Comment le groupe a-t-il réagi au forfait de Luka ? 
Malheureusement, ce sont des choses qui arrivent dans une compétition. On l’avait déjà vécu précédemment avec Luc Abalo. Il faut s’adapter rapidement. Les gros matchs arrivent, on sait qu’on a d’autres solutions. On l’a vu avec Ludovic Fabregas hier, qui a beaucoup apporté à ce poste de pivot. Je suis avant tout très déçu et très triste pour Luka. D’autant que c’est une compétition en France et que c’est arrivé assez tôt.

Quelle leçon avez-vous tirée de vos deux premiers matchs face au Brésil et au Japon, avant d’affronter la Norvège aujourd’hui ? 
Mise à part la blessure de Luka, tout s’est bien passé, tout le monde a réussi son entrée, William (Accambray, ndlr) compris. Ça lui a permis d’avoir du temps de jeu qu’il n’aurait peut-être pas eu si Timothey (N’Guessan, ndlr) avait été présent. On va désormais pouvoir intégrer Timothey. D’après ce que j’ai vu, la Norvège n’a pas forcément été très convaincante face à la Pologne, pour son premier match. De toute façon, les trois équipes que l’on va affronter vont, comme nous, hausser leur niveau de jeu. Aujourd’hui, contre la Norvège, on se prépare à une revanche par rapport à ce que nous avons vécu l’année dernière (élimination au tour principal lors du Championnat d’Europe 2016, ndlr). J’espère qu’on va montrer cette fois plus de détermination et plus d’envie. Cela nous permettra de rentrer complètement dans ce Championnat du monde 2017.

Que reste-t-il dans le groupe de votre duel perdu face à la Norvège au Championnat d’Europe 2016 ?
On a beau être meilleur individuellement, on est dans un sport de combat. Si tu ne mets pas plus d’envie que ton adversaire, généralement ça ne passe pas. On s’était fait manger là-dessus. Cette défaite doit nous servir. Je pense qu’on va le montrer aujourd’hui.

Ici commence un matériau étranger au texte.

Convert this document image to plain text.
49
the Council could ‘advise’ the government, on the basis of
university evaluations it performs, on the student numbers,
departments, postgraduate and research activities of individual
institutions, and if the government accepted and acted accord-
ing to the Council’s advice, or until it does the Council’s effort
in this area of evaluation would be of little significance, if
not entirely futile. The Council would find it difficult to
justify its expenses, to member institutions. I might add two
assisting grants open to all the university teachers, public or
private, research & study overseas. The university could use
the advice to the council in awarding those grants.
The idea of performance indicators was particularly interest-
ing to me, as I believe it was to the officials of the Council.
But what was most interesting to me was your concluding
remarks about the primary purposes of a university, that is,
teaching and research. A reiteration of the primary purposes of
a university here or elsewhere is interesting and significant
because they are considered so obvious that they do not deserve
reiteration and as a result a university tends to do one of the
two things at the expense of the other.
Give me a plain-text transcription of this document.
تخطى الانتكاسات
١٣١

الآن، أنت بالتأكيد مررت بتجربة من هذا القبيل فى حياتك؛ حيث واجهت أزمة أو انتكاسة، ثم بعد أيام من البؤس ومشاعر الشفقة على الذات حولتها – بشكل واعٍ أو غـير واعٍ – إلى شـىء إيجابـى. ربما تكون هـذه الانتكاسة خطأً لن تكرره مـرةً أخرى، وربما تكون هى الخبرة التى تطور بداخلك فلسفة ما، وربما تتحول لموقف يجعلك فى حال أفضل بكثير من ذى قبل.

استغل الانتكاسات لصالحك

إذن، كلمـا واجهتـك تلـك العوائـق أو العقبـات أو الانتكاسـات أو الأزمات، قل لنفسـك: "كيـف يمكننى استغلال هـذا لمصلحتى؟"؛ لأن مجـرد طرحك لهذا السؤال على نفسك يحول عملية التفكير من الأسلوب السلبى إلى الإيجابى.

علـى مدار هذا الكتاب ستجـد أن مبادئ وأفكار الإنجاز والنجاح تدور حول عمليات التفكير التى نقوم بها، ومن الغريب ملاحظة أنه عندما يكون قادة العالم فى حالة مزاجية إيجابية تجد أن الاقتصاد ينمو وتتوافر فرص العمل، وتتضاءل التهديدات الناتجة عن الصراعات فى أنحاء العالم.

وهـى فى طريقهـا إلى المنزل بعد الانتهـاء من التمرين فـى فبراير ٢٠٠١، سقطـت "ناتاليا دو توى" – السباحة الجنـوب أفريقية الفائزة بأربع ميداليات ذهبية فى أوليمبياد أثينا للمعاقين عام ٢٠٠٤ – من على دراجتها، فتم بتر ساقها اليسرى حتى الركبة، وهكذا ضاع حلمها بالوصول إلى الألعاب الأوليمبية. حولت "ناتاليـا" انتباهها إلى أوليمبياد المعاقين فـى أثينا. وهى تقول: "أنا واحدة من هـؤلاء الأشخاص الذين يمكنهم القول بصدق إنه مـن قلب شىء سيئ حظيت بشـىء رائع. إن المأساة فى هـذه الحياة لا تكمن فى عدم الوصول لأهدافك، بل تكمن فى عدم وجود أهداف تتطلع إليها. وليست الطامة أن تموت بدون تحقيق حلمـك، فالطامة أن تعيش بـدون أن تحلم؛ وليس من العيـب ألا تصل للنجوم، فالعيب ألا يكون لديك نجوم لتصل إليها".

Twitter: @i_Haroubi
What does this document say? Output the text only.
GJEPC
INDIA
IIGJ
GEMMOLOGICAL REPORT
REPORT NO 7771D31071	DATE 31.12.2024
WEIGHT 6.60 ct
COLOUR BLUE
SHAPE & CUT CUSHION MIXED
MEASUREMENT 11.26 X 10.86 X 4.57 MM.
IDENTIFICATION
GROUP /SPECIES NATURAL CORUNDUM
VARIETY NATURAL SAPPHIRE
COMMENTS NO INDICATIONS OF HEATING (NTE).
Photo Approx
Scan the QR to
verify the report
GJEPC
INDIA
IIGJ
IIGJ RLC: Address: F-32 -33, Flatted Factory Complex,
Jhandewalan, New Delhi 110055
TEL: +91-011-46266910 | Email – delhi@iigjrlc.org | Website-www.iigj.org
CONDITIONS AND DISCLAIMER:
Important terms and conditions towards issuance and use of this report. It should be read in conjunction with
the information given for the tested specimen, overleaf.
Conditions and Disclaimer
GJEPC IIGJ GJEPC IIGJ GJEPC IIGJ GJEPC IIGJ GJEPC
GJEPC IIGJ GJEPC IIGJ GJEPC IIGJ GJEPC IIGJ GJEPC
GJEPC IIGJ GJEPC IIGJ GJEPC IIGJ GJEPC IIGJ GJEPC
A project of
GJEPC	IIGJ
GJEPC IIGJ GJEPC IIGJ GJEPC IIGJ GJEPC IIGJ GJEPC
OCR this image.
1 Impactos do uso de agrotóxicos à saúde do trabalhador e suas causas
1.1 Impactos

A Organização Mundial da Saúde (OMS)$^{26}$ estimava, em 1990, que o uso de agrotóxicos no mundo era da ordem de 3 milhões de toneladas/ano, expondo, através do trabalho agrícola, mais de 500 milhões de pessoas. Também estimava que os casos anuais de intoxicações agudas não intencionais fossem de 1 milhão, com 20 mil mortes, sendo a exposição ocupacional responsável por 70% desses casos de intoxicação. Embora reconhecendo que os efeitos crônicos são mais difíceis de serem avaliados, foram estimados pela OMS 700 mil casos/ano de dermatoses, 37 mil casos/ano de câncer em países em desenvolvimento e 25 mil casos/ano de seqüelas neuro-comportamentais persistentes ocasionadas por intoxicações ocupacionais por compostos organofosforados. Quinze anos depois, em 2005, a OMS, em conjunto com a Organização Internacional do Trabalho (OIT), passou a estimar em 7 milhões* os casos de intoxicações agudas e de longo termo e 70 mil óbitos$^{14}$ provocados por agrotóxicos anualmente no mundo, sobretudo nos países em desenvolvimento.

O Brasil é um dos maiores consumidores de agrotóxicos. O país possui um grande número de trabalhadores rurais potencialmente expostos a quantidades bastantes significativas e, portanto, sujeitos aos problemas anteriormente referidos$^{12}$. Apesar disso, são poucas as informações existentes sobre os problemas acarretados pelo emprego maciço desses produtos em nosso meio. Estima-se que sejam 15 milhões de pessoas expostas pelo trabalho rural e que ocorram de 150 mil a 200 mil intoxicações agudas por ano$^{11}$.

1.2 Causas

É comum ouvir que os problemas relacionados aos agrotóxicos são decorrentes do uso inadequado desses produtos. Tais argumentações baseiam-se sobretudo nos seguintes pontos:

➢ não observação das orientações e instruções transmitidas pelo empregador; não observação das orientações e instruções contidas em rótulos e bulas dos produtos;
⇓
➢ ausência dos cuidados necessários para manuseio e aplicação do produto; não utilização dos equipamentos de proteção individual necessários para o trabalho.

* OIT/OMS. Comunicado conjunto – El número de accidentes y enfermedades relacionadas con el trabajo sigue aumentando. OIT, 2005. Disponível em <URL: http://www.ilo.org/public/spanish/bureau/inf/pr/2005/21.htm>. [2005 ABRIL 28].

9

En face de vous, il y aura Sander Sagosen, l’étoile montante du handball norvégien…
C’est un très bon joueur… et une très bonne recrue pour Paris. Demi-centre, mais aussi arrière-gauche, très bon meneur et très bon buteur. Et il ne refuse pas le combat. L’année dernière, Sander nous avait fait mal. Il fait partie des joueurs qu’on devra bien maîtriser.

Comment vivez-vous cette compétition chez vous en France ?
Je ne me pose pas trop de questions sur le fait que ça se joue à domicile. C’est juste du plaisir en plus. A partir des huitièmes à Lille, ce sera sûrement exceptionnel, mais je n’y pense pas encore. Je me concentre avant tout sur les pénaltys, et sur ce que je dois améliorer pour être prêt le jour J.